For this study, the researchers performed in-depth genome annotations on the first three determined genomes of 2019-nCoV — HB01, HB04, and HB05 — and compared them to related coronaviruses, including 1,008 human SARS-CoV, 338 bat SARS-like CoV, and 3,131 human MERS-CoV.

At the amino acid level, the researchers found that the 2019-nCoV was quite similar to SARS-CoV, but also saw some notable differences. For example, the 8a protein was present in SARS-CoV but absent in 2019-nCoV. The 8b protein was 84 amino acids long in SARS-CoV, but 121 amino acids long in 2019-nCoV. In contrast, the 3b protein was 154 amino acids long in SARS-CoV, but only 22 amino acids long in 2019-nCoV.

"Further studies are needed to characterize how these differences affect the functionality and pathogenesis of 2019-nCoV," the authors wrote.

Based on a phylogenetic analysis on the whole genomes of the various viruses, the researchers found that the 2019-nCoV was in the same Betacoronavirus clade as MERS-CoV, SARS-like bat CoV, and SARS-CoV, but that 2019-nCoV had the highest similarity with a SARS-like bat CoV, and was less related to the MERS-CoVs.

These findings are similar to those of another group of Chinese researchers who published a study in The Lancet at the end of January, noting that 2019-nCoV was genetically distinct from the SARS virus that caused the epidemic in 2002 and 2003, as well as from the MERS virus that was detected in 2012.

However, although phylogenetic analyses for the whole genome and individual genes clearly showed that the 2019-nCoV was most closely related to SARS-like bat viruses, the researchers for this study said they did not find a single strain of a SARS-like bat virus that harbored all proteins with the most similarity to counterparts of the 2019-nCoV.

"Given the close relationship between 2019-nCoV and SARS-CoVs or SARS-like bat CoVs, an examination of the amino acid substitutions in different proteins could shed light into how 2019-nCoV differs structurally and functionally from SARS-CoVs," the authors concluded. "In total, there were 380 amino acid substitutions between the amino acid sequences of 2019-nCoV (HB01) and the corresponding consensus sequences of SARS and SARS-like viruses."

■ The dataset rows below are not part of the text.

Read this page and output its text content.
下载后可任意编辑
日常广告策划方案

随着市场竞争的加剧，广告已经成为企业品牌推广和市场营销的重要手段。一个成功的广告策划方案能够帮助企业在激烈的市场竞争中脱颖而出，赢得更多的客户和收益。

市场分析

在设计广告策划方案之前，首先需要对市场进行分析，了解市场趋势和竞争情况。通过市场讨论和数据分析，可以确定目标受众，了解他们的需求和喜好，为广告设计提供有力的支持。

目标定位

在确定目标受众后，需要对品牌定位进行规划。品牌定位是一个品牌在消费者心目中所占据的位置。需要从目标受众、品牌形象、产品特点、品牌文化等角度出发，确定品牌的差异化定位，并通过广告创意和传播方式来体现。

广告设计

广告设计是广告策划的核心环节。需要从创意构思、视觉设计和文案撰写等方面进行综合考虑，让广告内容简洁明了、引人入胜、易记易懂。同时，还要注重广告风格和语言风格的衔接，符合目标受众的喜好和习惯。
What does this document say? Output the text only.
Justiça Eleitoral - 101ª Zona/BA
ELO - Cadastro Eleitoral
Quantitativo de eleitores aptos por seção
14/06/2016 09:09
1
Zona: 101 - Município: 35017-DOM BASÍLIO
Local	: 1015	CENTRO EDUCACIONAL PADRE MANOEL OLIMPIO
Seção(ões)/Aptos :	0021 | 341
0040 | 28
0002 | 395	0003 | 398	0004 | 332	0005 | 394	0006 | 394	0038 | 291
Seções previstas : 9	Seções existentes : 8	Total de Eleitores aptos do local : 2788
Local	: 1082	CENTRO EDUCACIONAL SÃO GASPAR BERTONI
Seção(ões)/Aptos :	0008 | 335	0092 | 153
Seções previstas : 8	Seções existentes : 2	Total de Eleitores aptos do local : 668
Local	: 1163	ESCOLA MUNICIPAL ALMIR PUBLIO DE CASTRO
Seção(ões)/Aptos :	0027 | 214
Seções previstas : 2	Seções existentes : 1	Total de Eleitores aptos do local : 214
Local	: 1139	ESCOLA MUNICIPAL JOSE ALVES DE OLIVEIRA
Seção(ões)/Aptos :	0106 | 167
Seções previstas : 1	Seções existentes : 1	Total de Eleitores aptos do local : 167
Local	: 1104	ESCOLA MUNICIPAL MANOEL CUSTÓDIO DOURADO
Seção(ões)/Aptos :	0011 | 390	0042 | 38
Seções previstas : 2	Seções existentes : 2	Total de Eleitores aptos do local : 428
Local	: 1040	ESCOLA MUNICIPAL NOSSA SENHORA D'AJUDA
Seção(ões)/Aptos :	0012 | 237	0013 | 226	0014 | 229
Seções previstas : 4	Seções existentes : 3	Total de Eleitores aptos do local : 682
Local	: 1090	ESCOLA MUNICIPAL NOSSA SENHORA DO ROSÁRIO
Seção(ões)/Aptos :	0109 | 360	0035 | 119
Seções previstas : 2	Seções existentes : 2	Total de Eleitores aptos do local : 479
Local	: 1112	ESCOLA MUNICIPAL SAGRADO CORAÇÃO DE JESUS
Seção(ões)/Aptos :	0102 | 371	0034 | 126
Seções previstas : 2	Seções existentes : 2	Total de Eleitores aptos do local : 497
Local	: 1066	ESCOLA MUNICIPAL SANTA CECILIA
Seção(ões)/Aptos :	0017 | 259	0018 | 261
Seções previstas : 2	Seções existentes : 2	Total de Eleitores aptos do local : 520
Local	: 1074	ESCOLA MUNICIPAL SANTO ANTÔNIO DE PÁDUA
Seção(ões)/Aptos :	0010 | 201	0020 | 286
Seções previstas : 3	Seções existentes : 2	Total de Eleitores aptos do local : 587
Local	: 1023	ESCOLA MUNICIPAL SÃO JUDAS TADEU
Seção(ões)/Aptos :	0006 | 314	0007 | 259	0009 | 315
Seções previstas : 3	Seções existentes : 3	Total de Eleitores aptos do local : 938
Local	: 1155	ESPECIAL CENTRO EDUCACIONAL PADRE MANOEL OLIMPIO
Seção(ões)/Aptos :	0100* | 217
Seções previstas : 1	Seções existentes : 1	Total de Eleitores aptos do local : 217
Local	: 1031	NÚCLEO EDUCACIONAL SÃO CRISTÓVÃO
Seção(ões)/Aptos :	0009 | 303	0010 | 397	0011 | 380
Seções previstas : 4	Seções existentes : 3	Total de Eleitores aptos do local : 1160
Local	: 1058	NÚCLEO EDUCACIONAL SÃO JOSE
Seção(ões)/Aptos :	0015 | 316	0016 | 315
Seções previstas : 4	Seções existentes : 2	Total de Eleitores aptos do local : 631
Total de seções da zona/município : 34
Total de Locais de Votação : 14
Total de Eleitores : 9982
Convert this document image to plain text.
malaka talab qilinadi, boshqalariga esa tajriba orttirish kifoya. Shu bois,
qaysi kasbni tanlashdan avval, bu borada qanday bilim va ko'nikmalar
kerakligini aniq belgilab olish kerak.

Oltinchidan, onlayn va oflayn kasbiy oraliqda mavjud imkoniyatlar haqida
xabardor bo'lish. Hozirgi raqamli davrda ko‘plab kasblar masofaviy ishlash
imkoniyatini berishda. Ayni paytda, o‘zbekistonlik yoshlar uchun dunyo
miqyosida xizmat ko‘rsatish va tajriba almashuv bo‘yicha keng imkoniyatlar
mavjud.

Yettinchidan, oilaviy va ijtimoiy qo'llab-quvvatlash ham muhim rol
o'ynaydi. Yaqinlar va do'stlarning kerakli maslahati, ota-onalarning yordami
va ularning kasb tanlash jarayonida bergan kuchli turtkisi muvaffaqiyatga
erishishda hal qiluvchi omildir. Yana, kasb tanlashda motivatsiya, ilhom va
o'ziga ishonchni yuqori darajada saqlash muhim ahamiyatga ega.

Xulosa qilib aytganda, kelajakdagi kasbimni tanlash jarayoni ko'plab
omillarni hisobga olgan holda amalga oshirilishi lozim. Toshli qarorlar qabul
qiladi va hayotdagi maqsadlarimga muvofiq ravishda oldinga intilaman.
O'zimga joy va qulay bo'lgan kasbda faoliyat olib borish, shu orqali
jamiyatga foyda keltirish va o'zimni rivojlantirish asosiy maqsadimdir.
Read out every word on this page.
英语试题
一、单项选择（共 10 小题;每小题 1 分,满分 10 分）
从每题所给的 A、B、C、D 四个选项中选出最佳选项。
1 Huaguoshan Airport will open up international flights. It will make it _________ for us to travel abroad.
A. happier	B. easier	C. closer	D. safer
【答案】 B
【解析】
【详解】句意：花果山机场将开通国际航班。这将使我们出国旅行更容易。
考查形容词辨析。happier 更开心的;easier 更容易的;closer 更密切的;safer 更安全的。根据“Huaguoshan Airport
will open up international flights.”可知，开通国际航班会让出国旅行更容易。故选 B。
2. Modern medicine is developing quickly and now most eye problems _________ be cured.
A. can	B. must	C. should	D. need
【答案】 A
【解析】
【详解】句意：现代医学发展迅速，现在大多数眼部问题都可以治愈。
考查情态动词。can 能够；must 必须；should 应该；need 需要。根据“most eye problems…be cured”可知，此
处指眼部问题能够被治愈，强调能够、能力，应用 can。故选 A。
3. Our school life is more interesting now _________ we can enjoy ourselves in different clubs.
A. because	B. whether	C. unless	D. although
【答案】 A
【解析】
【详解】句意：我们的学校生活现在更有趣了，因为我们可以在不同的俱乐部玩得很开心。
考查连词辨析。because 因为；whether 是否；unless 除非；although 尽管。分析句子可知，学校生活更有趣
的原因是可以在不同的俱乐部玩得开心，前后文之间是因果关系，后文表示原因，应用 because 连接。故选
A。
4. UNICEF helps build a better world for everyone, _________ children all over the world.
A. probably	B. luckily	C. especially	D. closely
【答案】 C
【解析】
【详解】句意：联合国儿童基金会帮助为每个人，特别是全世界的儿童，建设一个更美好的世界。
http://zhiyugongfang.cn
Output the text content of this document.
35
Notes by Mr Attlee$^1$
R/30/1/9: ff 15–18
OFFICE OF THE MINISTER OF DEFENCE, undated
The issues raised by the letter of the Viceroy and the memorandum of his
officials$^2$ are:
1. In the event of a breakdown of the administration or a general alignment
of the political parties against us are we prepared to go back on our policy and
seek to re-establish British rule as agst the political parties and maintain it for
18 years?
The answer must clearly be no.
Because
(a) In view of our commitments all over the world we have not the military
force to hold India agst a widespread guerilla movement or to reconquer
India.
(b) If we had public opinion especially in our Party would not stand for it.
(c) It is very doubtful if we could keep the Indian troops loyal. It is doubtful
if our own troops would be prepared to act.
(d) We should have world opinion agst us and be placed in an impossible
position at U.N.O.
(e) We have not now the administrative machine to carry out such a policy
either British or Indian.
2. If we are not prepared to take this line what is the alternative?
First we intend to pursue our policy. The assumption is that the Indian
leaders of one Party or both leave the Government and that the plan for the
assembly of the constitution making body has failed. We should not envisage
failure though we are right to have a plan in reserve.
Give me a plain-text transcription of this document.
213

Relatedly, the University of California, Santa Cruz Genomics Institute said late last week that it has posted the complete biomolecular code of 2019-nCoV for researchers to use. UCSC Genome Browser engineers are drawing data deposited into the National Institutes of Health's National Center for Bioinformatics (NCBI) and processing it into a visual display of the virus.

"When we display coronavirus data in the UCSC Genome Browser, it lets researchers look at the virus' structure and more importantly work with it so they can research how they want to attack it," UCSC Genome Browser Engineer Hiram Clawson said in a statement.

The Browser also allows for annotation, so researchers can collaborate and share experimental information.